Reparan legajo de universitario misionero víctima de la dictadura en La Plata
Héctor Araujo era misionero. Tenía 23 años. Estudiaba medicina en La Plata y el 22 de diciembre de 1976 fue acribillado a balazos durante un operativo militar. Para la Universidad, El Negrito o El Misio, como lo conocían, quedó como uno de los tantos jóvenes que abandonan los estudios, pero ayer su legajo fue reparado y ahora figura como un estudiante cuyo futuro fue frustrado por las balas de la dictadura militar.
El acto de reparación se llevó adelante ayer, en la misma casa de estudios donde Araujo cursó cinco años de carrera.

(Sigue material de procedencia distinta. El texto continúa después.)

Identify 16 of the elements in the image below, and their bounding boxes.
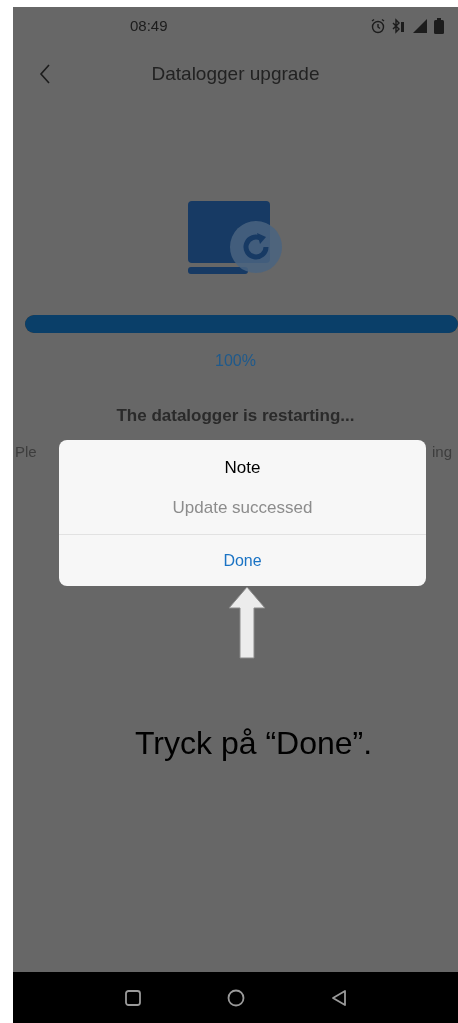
progress-percent: 100% bbox=[215, 351, 256, 371]
back-icon[interactable] bbox=[330, 988, 347, 1007]
recents-icon[interactable] bbox=[124, 989, 141, 1006]
instruction-text: Tryck på “Done”. bbox=[135, 724, 373, 763]
battery-icon bbox=[434, 18, 444, 34]
dialog-message: Update successed bbox=[172, 496, 313, 519]
back-icon[interactable] bbox=[39, 64, 51, 84]
bluetooth-icon bbox=[392, 18, 406, 34]
alarm-icon bbox=[370, 18, 386, 34]
signal-icon bbox=[412, 18, 428, 34]
header-title: Datalogger upgrade bbox=[151, 61, 320, 86]
status-message: The datalogger is restarting... bbox=[116, 405, 355, 427]
dialog-title: Note bbox=[224, 457, 261, 479]
done-button[interactable]: Done bbox=[211, 544, 274, 577]
home-icon[interactable] bbox=[226, 988, 245, 1007]
status-time: 08:49 bbox=[130, 15, 168, 36]
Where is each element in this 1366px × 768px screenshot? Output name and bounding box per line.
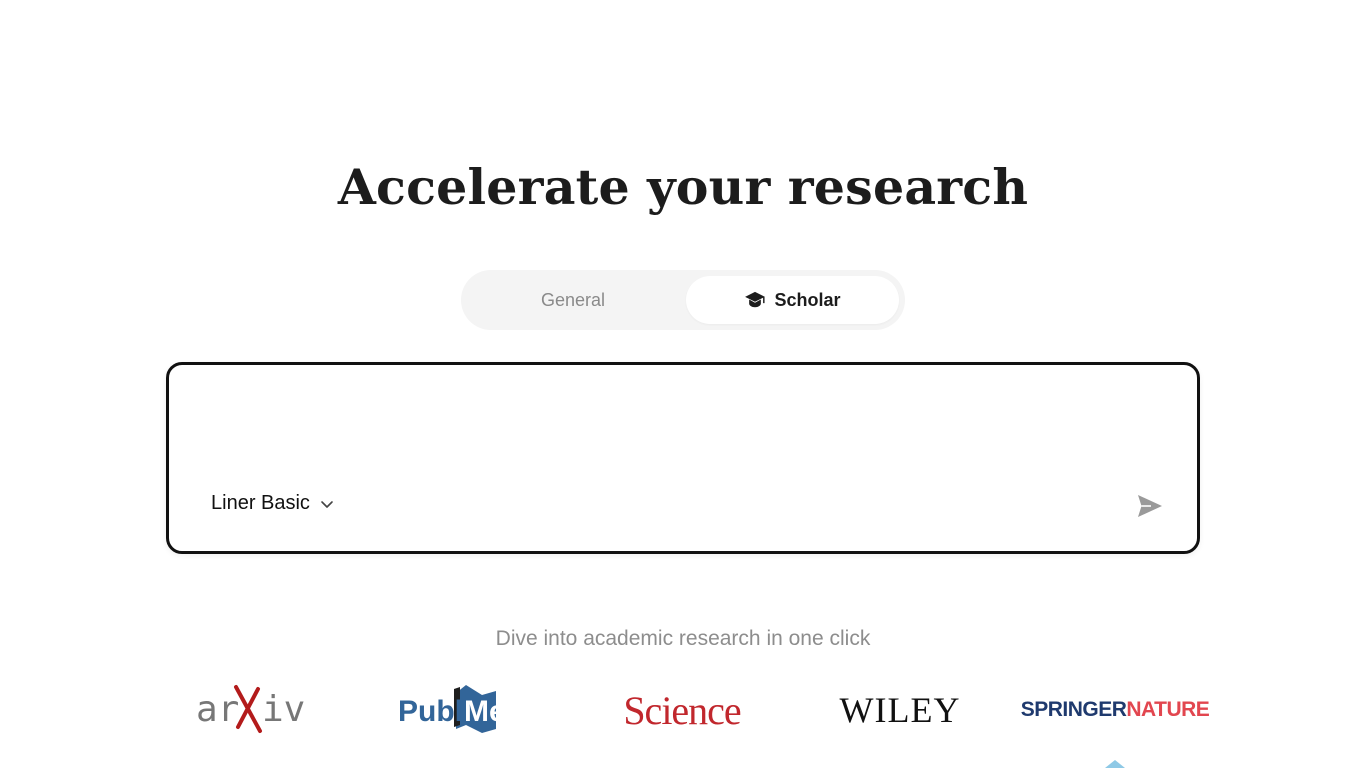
- nature-text: NATURE: [1126, 698, 1210, 721]
- pubmed-wordmark: Publ Med: [398, 685, 524, 733]
- tab-general-label: General: [540, 289, 606, 310]
- send-icon: [1138, 495, 1162, 517]
- pubmed-logo[interactable]: Publ Med: [396, 682, 538, 738]
- springer-text: SPRINGER: [1020, 698, 1127, 721]
- pubmed-text-b: Med: [464, 695, 524, 728]
- scroll-indicator-icon: [1105, 760, 1125, 768]
- arxiv-logo[interactable]: ar iv: [190, 682, 314, 738]
- science-logo[interactable]: Science: [620, 682, 744, 738]
- tab-scholar[interactable]: Scholar: [686, 276, 899, 324]
- tab-scholar-label: Scholar: [774, 289, 841, 310]
- query-input[interactable]: [211, 387, 1155, 471]
- search-mode-toggle: General Scholar: [461, 270, 905, 330]
- graduation-cap-icon: [745, 291, 766, 308]
- model-selector[interactable]: Liner Basic: [211, 492, 334, 515]
- chevron-down-icon: [321, 500, 333, 508]
- arxiv-text-b: iv: [262, 689, 305, 730]
- science-wordmark: Science: [623, 687, 741, 733]
- arxiv-wordmark: ar iv: [196, 685, 305, 733]
- pubmed-text-a: Publ: [398, 695, 463, 728]
- wiley-logo[interactable]: WILEY: [830, 682, 970, 738]
- springer-nature-logo[interactable]: SPRINGERNATURE: [1021, 682, 1210, 738]
- wiley-wordmark: WILEY: [839, 690, 961, 730]
- send-button[interactable]: [1135, 491, 1165, 521]
- model-selector-label: Liner Basic: [211, 492, 310, 514]
- query-box: Liner Basic: [166, 362, 1200, 554]
- tab-general[interactable]: General: [467, 276, 679, 324]
- page-title: Accelerate your research: [337, 158, 1029, 216]
- springer-nature-wordmark: SPRINGERNATURE: [1021, 698, 1210, 722]
- arxiv-text-a: ar: [196, 689, 239, 730]
- scholar-search-page: Accelerate your research General Scholar…: [0, 0, 1366, 768]
- sources-tagline: Dive into academic research in one click: [495, 627, 871, 650]
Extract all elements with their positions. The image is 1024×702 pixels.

En la ceremonia, la universidad, en cabeza de su presidente, Martín López Armengol, se entregaron otros 157 legajos reparados correspondientes a estudiantes, docentes, no docentes y graduados que fueron víctimas del terrorismo de Estado.
Araujo era oriundo de Oberá. En 1971 se inscribió en la Facultad de Ciencias Médicas en La Plata y cursó hasta quinto año. En paralelo, militaba en la Juventud Peronista y para 1976 ya era parte de la organización Montoneros.
El 22 de diciembre de ese año fue acribillado en la vía pública junto a su compañero Miguel Ángel Sotelo Castro.
Para ese entonces, el misionero estaba en pareja con Mecha, a quien conoció durante sus años de estudio y con quien esperaba una niña que nació apenas un mes después, el 15 de enero de 1977. Fernanda nunca conoció a su padre, pero tampoco nunca desconoció su historia y ayer estuvo presente en el acto de reparación.
"Fue un acto muy emotivo. Está bueno ahora que el legajo indique que mi papá no fue un alumno que de un día para el otro dejó de estudiar, si no que fue una persona que la dictadura militar hizo que se trunque sus estudios. Mi papá llegó hasta quinto año, pero no se recibió porque lo mataron", expresó Fernanda en diálogo con La Voz de Misiones.
La mujer, hoy de 45 años, añadió que "hasta el día de hoy me emociono y lloro por el tema. Es una herida que no va a cerrar, pero sí me gusta que existan estas pequeñas reparaciones".
"La reparación también es importante porque nosotros encontramos cuatro pilares en lo que es la cuestión estructural del terrorismo de Estado: la Memoria, la Verdad, la Justicia y también la Reparación", concluyó el legislador misionero también vinculado organismos de Derechos Humanos.